Andres Suarez pointed me to some interesting code in the Hack codebase:
let slash_escaped_string_of_path path = let buf = Buffer.create (String.length path) in String.iter (fun ch -> match ch with | '\\' -> Buffer.add_string buf "zB" | ':' -> Buffer.add_string buf "zC" | '/' -> Buffer.add_string buf "zS" | '\x00' -> Buffer.add_string buf "z0" | 'z' -> Buffer.add_string buf "zZ" | _ -> Buffer.add_char buf ch ) path; Buffer.contents buf |
What it does is to turn all the occurrences of \, :, /, \0 and z into zB, zC, zS, z0 and zZ. This way, there won't be any of those characters in the original string which are probably invalid in the context where that string is transported. But you still have a way to get them back by transforming all the z-sequences back to their original form.
Why is it useful?
The first interesting aspect about it is that it's using z as an escape character instead of the usual \. In practice, it's less likely for a string to contain a z rather than a \ so we have to escape less often.

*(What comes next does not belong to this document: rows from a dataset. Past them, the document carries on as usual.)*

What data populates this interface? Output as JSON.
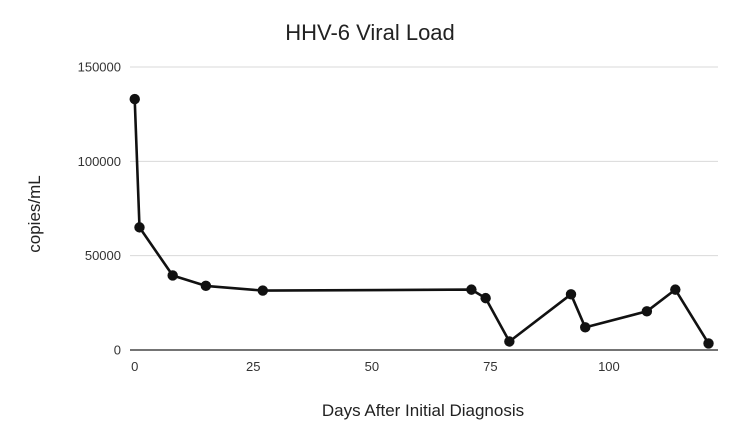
{
  "chart_data": {
    "type": "line",
    "title": "HHV-6 Viral Load",
    "xlabel": "Days After Initial Diagnosis",
    "ylabel": "copies/mL",
    "xlim": [
      -1,
      123
    ],
    "ylim": [
      0,
      150000
    ],
    "x_ticks": [
      0,
      25,
      50,
      75,
      100
    ],
    "y_ticks": [
      0,
      50000,
      100000,
      150000
    ],
    "grid": "horizontal",
    "legend": "none",
    "colors": {
      "line": "#111111",
      "grid": "#d9d9d9"
    },
    "series": [
      {
        "x": [
          0,
          1,
          8,
          15,
          27,
          71,
          74,
          79,
          92,
          95,
          108,
          114,
          121
        ],
        "y": [
          133000,
          65000,
          39500,
          34000,
          31500,
          32000,
          27500,
          4500,
          29500,
          12000,
          20500,
          32000,
          3500
        ]
      }
    ]
  }
}
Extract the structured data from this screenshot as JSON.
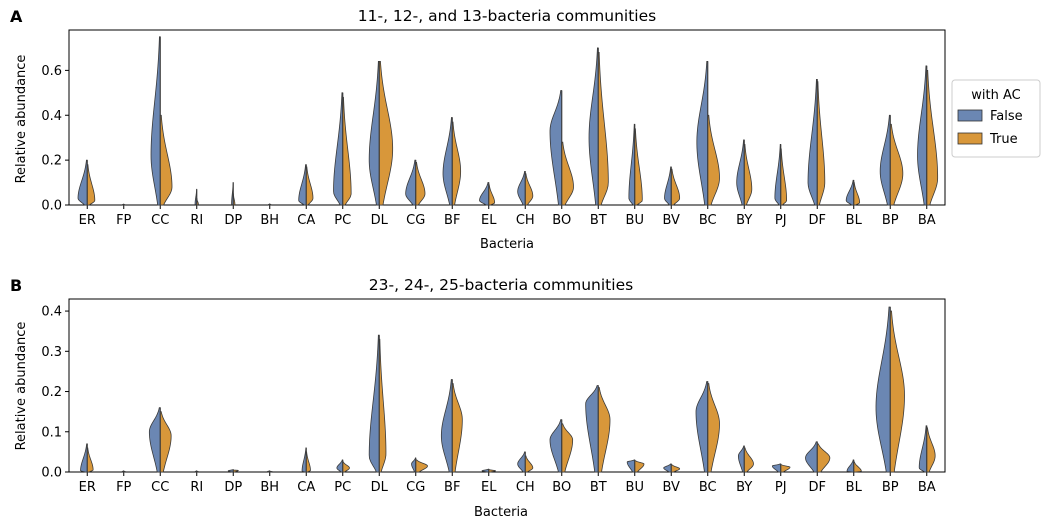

But the big wins are coming when escaping multiple times. In the \ escape sequence, it looks something like this:
\->\\->\\\\->\\\\\\\\->\\\\\\\\\\\\\\\\
whereas with the z escape sequence:
z->zZ->zZZ->zZZZ->zZZZZ
The fact that escaping a second time doubles the number of escape characters is problematic in practice. I was working on a project once where we found out that the \ character represented 70% of the payload!
Conclusion
It's way too late to change all the existing programming languages to use a different way to escape characters but if you have the opportunity to design an escape sequence, know that \ escape sequence is not always the best 🙂